Necmettin sabah beş buçukta kalkıyor ve kalkar kalkmazda yerinden fırlıyor, yatmak için kullandığı daracık hücre parçasında başlıyor sabah sporuna. Biz geçen dönemin nizamiliğinden sonra ne kadar dağınık yaşamaya hevesliysek o da tam aksine disiplinli yaşamaya o kadar hevesli ve kararlı. Hiç aksatmıyor. Her sabah aynı saatte fırlıyor yatağından kalkar kalkmazda gecikmiş gibi başlıyor koşmaya ve spora. Şaşırıyoruz, takılıyoruz, şartları öne sürüyoruz, umursamıyor. Aynı kararlılıkla devam ediyor.’Ben’,diyor;
—Kamp yaşamında alıştım bu hayat tarzına ve o günden bu yana hiç aksatmadan devam ediyorum sabah sporlarına. Sadece soruşturmada aksattım. Orada da yararını gördüm vücudumun dayanıklılığına çok etkisi oldu. Yılların sabah sportmenliğinin izleri vücudunda hemen fark ediliyor. Boyunun uzunluğunu, atletik görünüşü tamamlıyor.

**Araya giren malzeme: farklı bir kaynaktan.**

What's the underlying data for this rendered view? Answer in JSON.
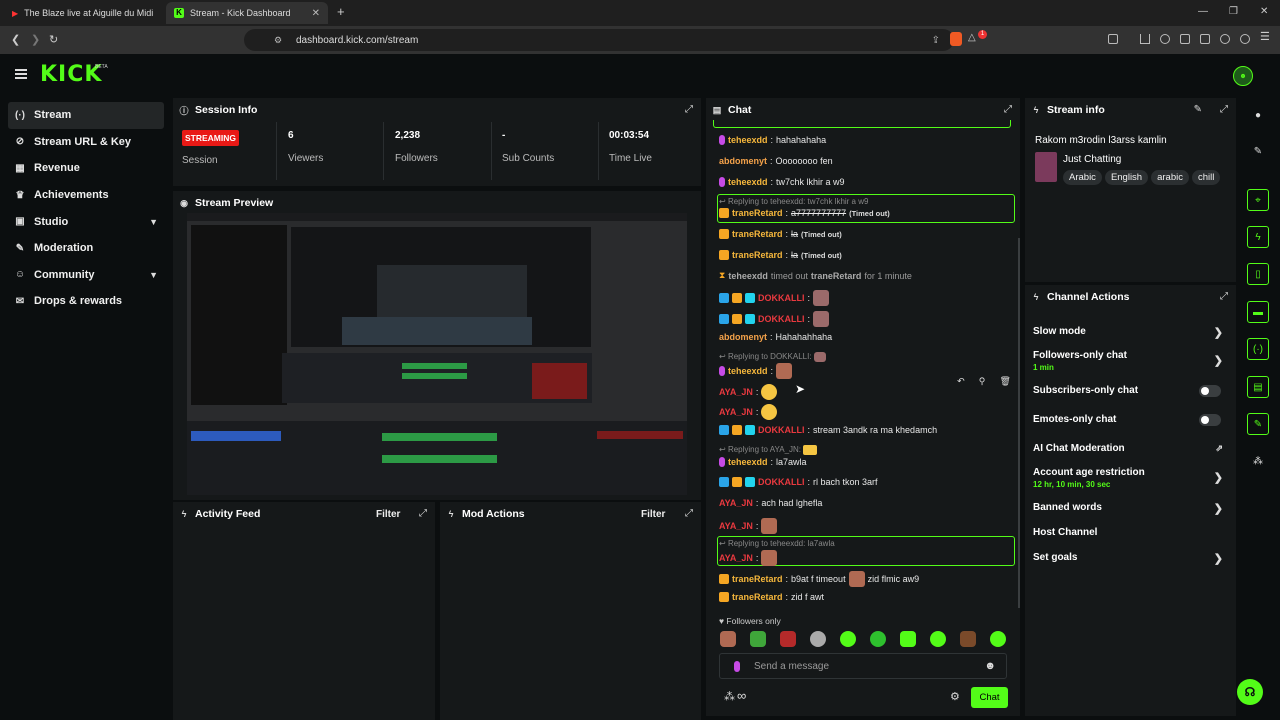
{
  "browser": {
    "tabs": [
      {
        "title": "The Blaze live at Aiguille du Midi",
        "icon": "youtube-icon"
      },
      {
        "title": "Stream - Kick Dashboard",
        "icon": "kick-icon"
      }
    ],
    "url": "dashboard.kick.com/stream",
    "notification_count": "1"
  },
  "app": {
    "logo": "KICK",
    "logo_tag": "BETA"
  },
  "sidebar": {
    "items": [
      {
        "label": "Stream",
        "icon": "broadcast-icon",
        "active": true
      },
      {
        "label": "Stream URL & Key",
        "icon": "link-icon"
      },
      {
        "label": "Revenue",
        "icon": "chart-icon"
      },
      {
        "label": "Achievements",
        "icon": "trophy-icon"
      },
      {
        "label": "Studio",
        "icon": "grid-icon",
        "has_chevron": true
      },
      {
        "label": "Moderation",
        "icon": "wrench-icon"
      },
      {
        "label": "Community",
        "icon": "people-icon",
        "has_chevron": true
      },
      {
        "label": "Drops & rewards",
        "icon": "gift-icon"
      }
    ]
  },
  "session": {
    "title": "Session Info",
    "status": "STREAMING",
    "status_label": "Session",
    "stats": [
      {
        "value": "6",
        "label": "Viewers"
      },
      {
        "value": "2,238",
        "label": "Followers"
      },
      {
        "value": "-",
        "label": "Sub Counts"
      },
      {
        "value": "00:03:54",
        "label": "Time Live"
      }
    ]
  },
  "preview": {
    "title": "Stream Preview"
  },
  "activity": {
    "title": "Activity Feed",
    "filter": "Filter"
  },
  "mod_actions": {
    "title": "Mod Actions",
    "filter": "Filter"
  },
  "chat": {
    "title": "Chat",
    "messages": [
      {
        "user": "teheexdd",
        "text": "hahahahaha"
      },
      {
        "user": "abdomenyt",
        "text": "Oooooooo fen"
      },
      {
        "user": "teheexdd",
        "text": "tw7chk lkhir a w9"
      },
      {
        "reply_to": "Replying to teheexdd: tw7chk lkhir a w9",
        "user": "traneRetard",
        "text": "a7777777777",
        "note": "(Timed out)"
      },
      {
        "user": "traneRetard",
        "text": "la",
        "note": "(Timed out)"
      },
      {
        "user": "traneRetard",
        "text": "la",
        "note": "(Timed out)"
      },
      {
        "system": "teheexdd timed out traneRetard for 1 minute",
        "user_a": "teheexdd",
        "mid": "timed out",
        "user_b": "traneRetard",
        "tail": "for 1 minute"
      },
      {
        "user": "DOKKALLI",
        "text": ""
      },
      {
        "user": "DOKKALLI",
        "text": ""
      },
      {
        "user": "abdomenyt",
        "text": "Hahahahhaha"
      },
      {
        "reply_to": "Replying to DOKKALLI:",
        "user": "teheexdd",
        "text": ""
      },
      {
        "user": "AYA_JN",
        "text": ""
      },
      {
        "user": "AYA_JN",
        "text": ""
      },
      {
        "user": "DOKKALLI",
        "text": "stream 3andk ra ma khedamch"
      },
      {
        "reply_to": "Replying to AYA_JN:",
        "user": "teheexdd",
        "text": "la7awla"
      },
      {
        "user": "DOKKALLI",
        "text": "rl bach tkon 3arf"
      },
      {
        "user": "AYA_JN",
        "text": "ach had lghefla"
      },
      {
        "user": "AYA_JN",
        "text": ""
      },
      {
        "reply_to": "Replying to teheexdd: la7awla",
        "user": "AYA_JN",
        "text": ""
      },
      {
        "user": "traneRetard",
        "text": "b9at f timeout",
        "text2": "zid flmic aw9"
      },
      {
        "user": "traneRetard",
        "text": "zid f awt"
      }
    ],
    "followers_only": "Followers only",
    "input_placeholder": "Send a message",
    "send_label": "Chat",
    "infinity": "∞"
  },
  "stream_info": {
    "title": "Stream info",
    "stream_title": "Rakom m3rodin l3arss kamlin",
    "category": "Just Chatting",
    "tags": [
      "Arabic",
      "English",
      "arabic",
      "chill"
    ]
  },
  "channel_actions": {
    "title": "Channel Actions",
    "items": [
      {
        "label": "Slow mode",
        "control": "chevron"
      },
      {
        "label": "Followers-only chat",
        "sub": "1 min",
        "control": "chevron"
      },
      {
        "label": "Subscribers-only chat",
        "control": "toggle"
      },
      {
        "label": "Emotes-only chat",
        "control": "toggle"
      },
      {
        "label": "AI Chat Moderation",
        "control": "external"
      },
      {
        "label": "Account age restriction",
        "sub": "12 hr, 10 min, 30 sec",
        "control": "chevron"
      },
      {
        "label": "Banned words",
        "control": "chevron"
      },
      {
        "label": "Host Channel",
        "control": "none"
      },
      {
        "label": "Set goals",
        "control": "chevron"
      }
    ]
  },
  "colors": {
    "accent": "#53fc18",
    "streaming": "#e91916",
    "bg": "#0b0e0f",
    "panel": "#151819"
  }
}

Sabah sporları bizim tatlı tembel uykularımızı bölüyor. Ama dışarının yaşam alışkanlıklarından birini de hücremize taşıyor…
Hoşcakal.
Isfendiyar
Eylül Direnişi
11.Eylül.1983
Aynı hücrede
Sevgili K.
Eylül direnişi devam ederken hücreler sık sık değiştiriliyor. Bir taraftan koğuşlardan direnişe katılanların bir kısmı 35.koğuşa getiriliyor. Diğer taraftan da hangi faktörlere bağlı olduğunu bilmediğimiz bir şekilde hücre efradı, kâğıt oyunlarındaki el değişikliği sıklığında yeniden karılıyor. Bu bizim baskıcı ve sıkıcı geçmiş yaşamımızla kıyaslandığında olağanüstü bir değişiklik. Yeni yüzler, yeni hikâyeler var. Biriktirilenleri dinliyoruz. Daha çok koğuşlardan gelenler anlatıyorlar. Bizler dinliyoruz. Arada yaşanan olağanüstü olaylar ve dayakları saymazsak bizim yaşantımız çok rutinmiş. Hücrelerin demir parmaklıklarının önünde dikilerek marş söylemek veya bir kişinin Nutuk’u okuması ve geriye kalan bizlerin topluca tekrar etmesinden oluşuyor hayatımız. Hikâyemiz iki cümleye sığacak kadar kısaymış. Demir parmaklıklar önünde marş söyle, tarihi çevir. İdareden emir gelirse ya da Taytıs’ın canı sıkılırsa işkence yapsın, o sadist ruhunu okşasın, aşağılık yanlarını seni dağıtarak yüceltmeye çalışsın sen morarmış ellerin, yaralanmış bedenin ve örselenmiş ruhunla çekil bir kenara hıncını bile.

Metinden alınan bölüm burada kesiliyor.